Group coordinate descent algorithms for nonconvex penalized regression

  • Authors:
  • Fengrong Wei;Hongxiao Zhu

  • Affiliations:
  • Department of Mathematics, University of West Georgia, 1601 Maple Street, Carrollton, GA 30118, United States;Statistical and Applied Mathematical Sciences Institute, 19 T.W. Alexander Drive, P.O. Box 14006, Research Triangle Park, NC 27709-4006, United States

  • Venue:
  • Computational Statistics & Data Analysis
  • Year:
  • 2012

Quantified Score

Hi-index 0.03

Visualization

Abstract

We consider the problem of selecting grouped variables in linear regression and generalized linear regression models, based on penalized likelihood. A number of penalty functions have been used for this purpose, including the smoothly clipped absolute deviation (SCAD) penalty and the minimax concave penalty (MCP). These penalty functions, in comparison to the popularly used Lasso, have attractive theoretical properties such as unbiasedness and selection consistency. Although the model fitting methods using these penalties are well developed for individual variable selection, the extension to grouped variable selection is not straightforward, and the fitting can be unstable due to the nonconvexity of the penalty functions. To this end, we propose the group coordinate descent (GCD) algorithms, which extend the regular coordinate descent algorithms. These GCD algorithms are efficient, in that the computation burden only increases linearly with the number of the covariate groups.

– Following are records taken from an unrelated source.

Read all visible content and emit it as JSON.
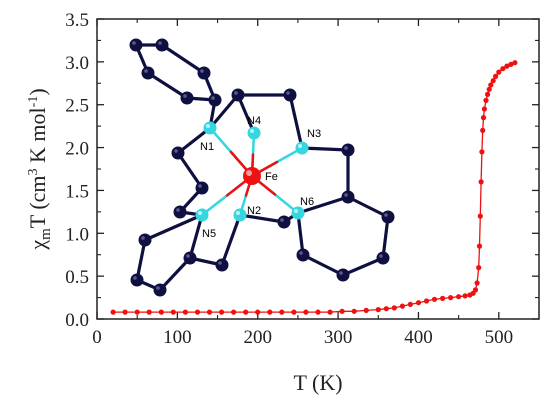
{
  "chart_data": {
    "type": "scatter",
    "xlabel": "T (K)",
    "ylabel_parts": {
      "main": "χ",
      "sub": "m",
      "rest": "T (cm",
      "sup": "3",
      "tail": " K mol",
      "sup2": "-1",
      "close": ")"
    },
    "xlim": [
      0,
      550
    ],
    "ylim": [
      0,
      3.5
    ],
    "xticks": [
      0,
      100,
      200,
      300,
      400,
      500
    ],
    "yticks": [
      0.0,
      0.5,
      1.0,
      1.5,
      2.0,
      2.5,
      3.0,
      3.5
    ],
    "xtick_labels": [
      "0",
      "100",
      "200",
      "300",
      "400",
      "500"
    ],
    "ytick_labels": [
      "0.0",
      "0.5",
      "1.0",
      "1.5",
      "2.0",
      "2.5",
      "3.0",
      "3.5"
    ],
    "grid": false,
    "series": [
      {
        "color": "#ee1111",
        "x": [
          20,
          35,
          50,
          65,
          80,
          95,
          110,
          125,
          140,
          155,
          170,
          185,
          200,
          215,
          230,
          245,
          260,
          275,
          290,
          305,
          320,
          335,
          350,
          360,
          370,
          380,
          390,
          400,
          410,
          420,
          430,
          440,
          450,
          458,
          464,
          468,
          471,
          473,
          475,
          476,
          477,
          478,
          479,
          480,
          481,
          482,
          484,
          486,
          488,
          490,
          493,
          496,
          500,
          505,
          510,
          515,
          520
        ],
        "y": [
          0.08,
          0.08,
          0.08,
          0.08,
          0.08,
          0.08,
          0.08,
          0.08,
          0.08,
          0.08,
          0.08,
          0.08,
          0.08,
          0.08,
          0.08,
          0.08,
          0.08,
          0.08,
          0.08,
          0.09,
          0.09,
          0.1,
          0.11,
          0.12,
          0.13,
          0.15,
          0.17,
          0.19,
          0.21,
          0.23,
          0.24,
          0.25,
          0.26,
          0.27,
          0.28,
          0.3,
          0.34,
          0.42,
          0.6,
          0.85,
          1.2,
          1.6,
          1.95,
          2.2,
          2.35,
          2.45,
          2.55,
          2.62,
          2.68,
          2.73,
          2.78,
          2.83,
          2.88,
          2.92,
          2.95,
          2.97,
          2.99
        ]
      }
    ]
  },
  "inset": {
    "description_free": true,
    "center_atom": {
      "label": "Fe",
      "color": "#ee1111"
    },
    "nitrogen_color": "#35d6e0",
    "carbon_color": "#101040",
    "nitrogen_labels": [
      "N1",
      "N2",
      "N3",
      "N4",
      "N5",
      "N6"
    ]
  }
}
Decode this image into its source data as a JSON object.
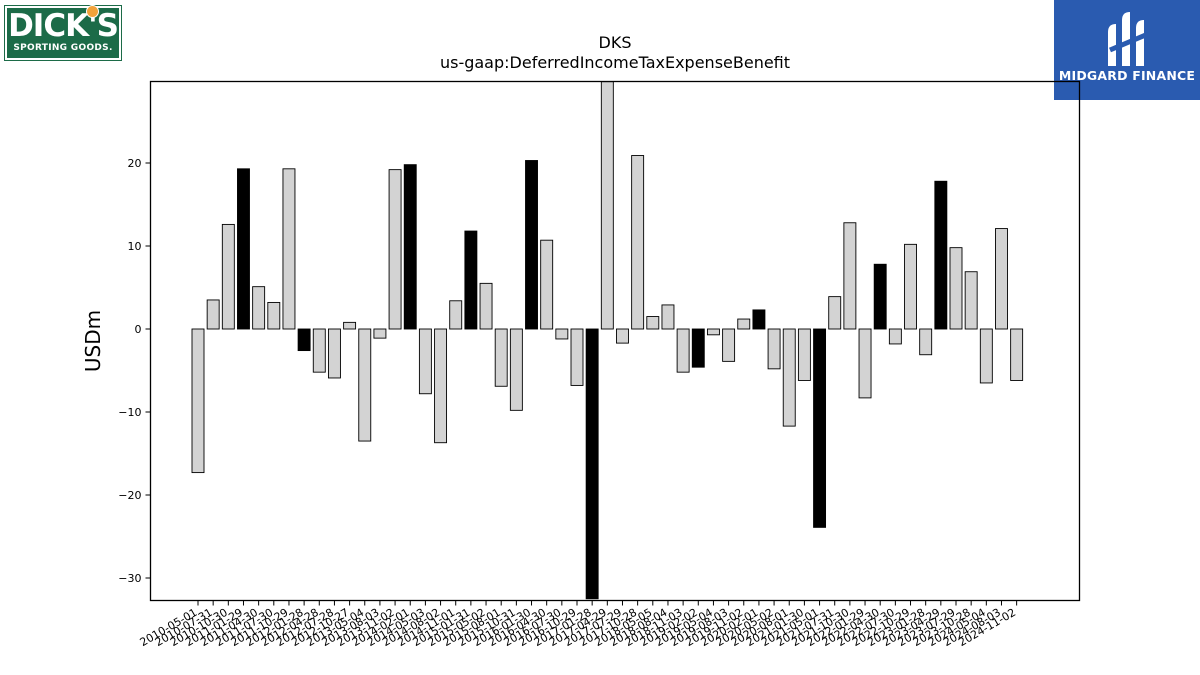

We also show that using the GCD algorithm, the estimated parameters converge to a global minimum when the sample size is larger than the dimension of the covariates, and converge to a local minimum otherwise. In addition, we demonstrate the regions of the parameter space in which the objective function is locally convex, even though the penalty is nonconvex. In addition to group selection in the linear model, the GCD algorithms can also be extended to generalized linear regression. We present details of the extension using an example of logistic regression. The efficiency of the proposed algorithms are presented through simulation studies and a real data example, in which the MCP based and SCAD based GCD algorithms provide improved group selection results as compared to the group Lasso.